Эта стройка камнем с неба свалилась на голову Ивася. Черкасов заставил через день выпускать двухполосный специальный листок «Бетонка». Пришлось двух лучших парней отрывать от газеты ради этой дурацкой, никому, кроме Черкасова, не нужной листовки. А в редакции каждый сотрудник воистину незаменим… Эти чертовы фанатики — Черкасовы, Бакутины, Мелентьевы, Фомины — уже заразили своей одержимостью жену. И дочка бубнит о буровых на воздушных подушках. Сумасшедший дом! Спешат. Несутся вскачь. Погоняют друг друга. А ты поспевай за этими полоумными. Иначе — под колеса!.. Теперь помешались на этой бетонке. Каждому члену бюро — свой кусок, опекай и подталкивай. Местное радио с утра до ночи бьет по мозгам: бетонка, бетонка, бетонка! За два дня провели с участием членов бюро тридцать собраний коммунистов об этой треклятой бетонке. Пришлось Ивасю распинаться перед шоферами автотранспортной конторы. И ведь слушали. Аплодировали. И никто не пискнул, когда голосовали, чтоб каждый в нерабочее время сделал не менее ста ходок, вывозя грузы на дорогу. По двенадцать, по четырнадцать часов не выпускают руля, и еще сто ходок в месяц. Свихнулись все, начиная с Черкасова…

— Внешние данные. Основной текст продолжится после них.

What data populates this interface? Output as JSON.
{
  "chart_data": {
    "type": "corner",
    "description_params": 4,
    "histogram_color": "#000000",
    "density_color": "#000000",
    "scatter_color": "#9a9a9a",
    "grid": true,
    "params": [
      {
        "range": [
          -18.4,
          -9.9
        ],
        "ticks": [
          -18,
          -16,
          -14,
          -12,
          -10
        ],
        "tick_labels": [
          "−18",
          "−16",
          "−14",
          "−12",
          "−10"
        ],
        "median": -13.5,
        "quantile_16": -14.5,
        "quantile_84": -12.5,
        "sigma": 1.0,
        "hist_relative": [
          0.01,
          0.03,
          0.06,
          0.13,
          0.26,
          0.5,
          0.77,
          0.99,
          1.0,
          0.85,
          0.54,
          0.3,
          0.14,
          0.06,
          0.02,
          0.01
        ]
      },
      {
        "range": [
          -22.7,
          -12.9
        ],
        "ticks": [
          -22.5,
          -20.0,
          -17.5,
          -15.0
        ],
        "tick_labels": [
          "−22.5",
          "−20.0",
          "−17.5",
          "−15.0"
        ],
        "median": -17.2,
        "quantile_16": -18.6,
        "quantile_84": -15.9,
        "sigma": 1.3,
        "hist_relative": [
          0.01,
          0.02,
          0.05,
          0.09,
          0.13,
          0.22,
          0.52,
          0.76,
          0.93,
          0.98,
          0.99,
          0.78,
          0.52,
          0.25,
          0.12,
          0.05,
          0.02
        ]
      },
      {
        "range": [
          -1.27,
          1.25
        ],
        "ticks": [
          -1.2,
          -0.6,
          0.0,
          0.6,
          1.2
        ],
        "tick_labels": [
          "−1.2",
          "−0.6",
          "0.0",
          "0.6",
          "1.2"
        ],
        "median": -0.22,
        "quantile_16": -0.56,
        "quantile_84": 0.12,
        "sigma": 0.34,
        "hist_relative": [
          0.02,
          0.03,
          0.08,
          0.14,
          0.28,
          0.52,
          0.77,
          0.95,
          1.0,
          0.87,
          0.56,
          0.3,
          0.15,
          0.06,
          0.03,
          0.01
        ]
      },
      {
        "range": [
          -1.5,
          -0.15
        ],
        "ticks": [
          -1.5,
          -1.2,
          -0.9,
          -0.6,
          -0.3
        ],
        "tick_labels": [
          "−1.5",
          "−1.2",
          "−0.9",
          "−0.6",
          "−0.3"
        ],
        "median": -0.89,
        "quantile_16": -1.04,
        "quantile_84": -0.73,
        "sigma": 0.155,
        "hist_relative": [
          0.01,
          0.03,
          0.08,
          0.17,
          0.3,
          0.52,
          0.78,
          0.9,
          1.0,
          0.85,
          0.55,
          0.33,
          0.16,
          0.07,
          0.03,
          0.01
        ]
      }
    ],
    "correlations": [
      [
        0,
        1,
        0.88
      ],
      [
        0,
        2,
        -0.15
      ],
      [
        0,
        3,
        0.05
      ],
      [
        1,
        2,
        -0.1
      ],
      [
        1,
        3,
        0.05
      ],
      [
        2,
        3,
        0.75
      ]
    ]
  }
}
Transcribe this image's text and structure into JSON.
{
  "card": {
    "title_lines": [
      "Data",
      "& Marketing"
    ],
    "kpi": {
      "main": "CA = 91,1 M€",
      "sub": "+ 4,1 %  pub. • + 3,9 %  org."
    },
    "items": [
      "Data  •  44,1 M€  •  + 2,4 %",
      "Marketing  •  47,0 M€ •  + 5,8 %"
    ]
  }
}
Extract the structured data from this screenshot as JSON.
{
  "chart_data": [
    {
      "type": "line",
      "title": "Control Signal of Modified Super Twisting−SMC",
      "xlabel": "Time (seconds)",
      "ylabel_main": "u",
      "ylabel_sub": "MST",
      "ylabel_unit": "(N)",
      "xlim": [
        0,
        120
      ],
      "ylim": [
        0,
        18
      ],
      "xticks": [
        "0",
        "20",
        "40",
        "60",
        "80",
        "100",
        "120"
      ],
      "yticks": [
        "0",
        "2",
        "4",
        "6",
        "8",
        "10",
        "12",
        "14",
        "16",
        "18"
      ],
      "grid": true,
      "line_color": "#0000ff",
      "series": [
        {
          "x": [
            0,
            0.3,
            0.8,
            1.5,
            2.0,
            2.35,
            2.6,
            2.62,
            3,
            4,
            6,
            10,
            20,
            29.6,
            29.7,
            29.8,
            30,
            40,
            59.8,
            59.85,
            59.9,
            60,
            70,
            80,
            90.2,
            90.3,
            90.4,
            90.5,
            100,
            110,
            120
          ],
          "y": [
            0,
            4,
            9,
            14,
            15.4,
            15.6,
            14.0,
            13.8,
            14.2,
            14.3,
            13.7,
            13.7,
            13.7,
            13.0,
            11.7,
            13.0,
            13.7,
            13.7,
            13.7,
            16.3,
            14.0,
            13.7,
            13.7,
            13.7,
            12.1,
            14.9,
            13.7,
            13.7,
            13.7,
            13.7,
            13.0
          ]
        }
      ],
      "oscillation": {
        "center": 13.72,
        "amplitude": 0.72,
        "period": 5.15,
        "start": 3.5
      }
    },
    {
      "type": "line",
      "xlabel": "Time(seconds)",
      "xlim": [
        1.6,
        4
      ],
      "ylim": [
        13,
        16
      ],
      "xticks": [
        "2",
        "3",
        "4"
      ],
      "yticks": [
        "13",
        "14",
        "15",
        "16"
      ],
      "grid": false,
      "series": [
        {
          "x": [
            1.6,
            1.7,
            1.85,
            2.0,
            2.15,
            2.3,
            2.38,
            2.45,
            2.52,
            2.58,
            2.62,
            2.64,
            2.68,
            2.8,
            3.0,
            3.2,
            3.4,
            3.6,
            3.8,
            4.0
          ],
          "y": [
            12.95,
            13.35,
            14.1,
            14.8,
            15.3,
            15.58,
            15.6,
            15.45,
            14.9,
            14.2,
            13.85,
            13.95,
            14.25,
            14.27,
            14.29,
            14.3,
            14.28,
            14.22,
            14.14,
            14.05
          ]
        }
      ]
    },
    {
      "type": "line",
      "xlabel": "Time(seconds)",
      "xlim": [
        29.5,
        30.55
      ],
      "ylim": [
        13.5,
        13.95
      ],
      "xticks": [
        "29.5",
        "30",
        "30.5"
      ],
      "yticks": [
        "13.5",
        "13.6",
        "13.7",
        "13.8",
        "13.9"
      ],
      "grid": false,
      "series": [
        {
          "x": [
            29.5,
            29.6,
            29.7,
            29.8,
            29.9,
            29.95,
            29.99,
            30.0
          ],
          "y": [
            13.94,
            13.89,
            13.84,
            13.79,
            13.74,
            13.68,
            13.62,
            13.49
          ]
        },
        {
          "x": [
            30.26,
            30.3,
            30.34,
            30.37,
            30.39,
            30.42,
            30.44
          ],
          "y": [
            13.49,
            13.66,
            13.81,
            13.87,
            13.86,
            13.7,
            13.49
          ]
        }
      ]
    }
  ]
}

Сунул пилочку в карман. Встретился глазами с Гизятулловым и вздрогнул, почуяв близкую катастрофу.

— Больше вы ничего не хотите сказать? — разорвал гнетущую взрывную тишину Черкасов.

— Не буду! — угрюмо буркнул Гизятуллов.

— Тогда… мы… исключим вас… из партии, — тихо, почти шепотом, паузой отделяя слово от слова, выговорил Черкасов. Облизал побелевшие губы, нервно поправил очки на переносице. — Выбирайте. Или завтра вы начнете строить свой участок и наверстаете упущенное, или я ставлю на голосование предложение о вашем исключении из партии.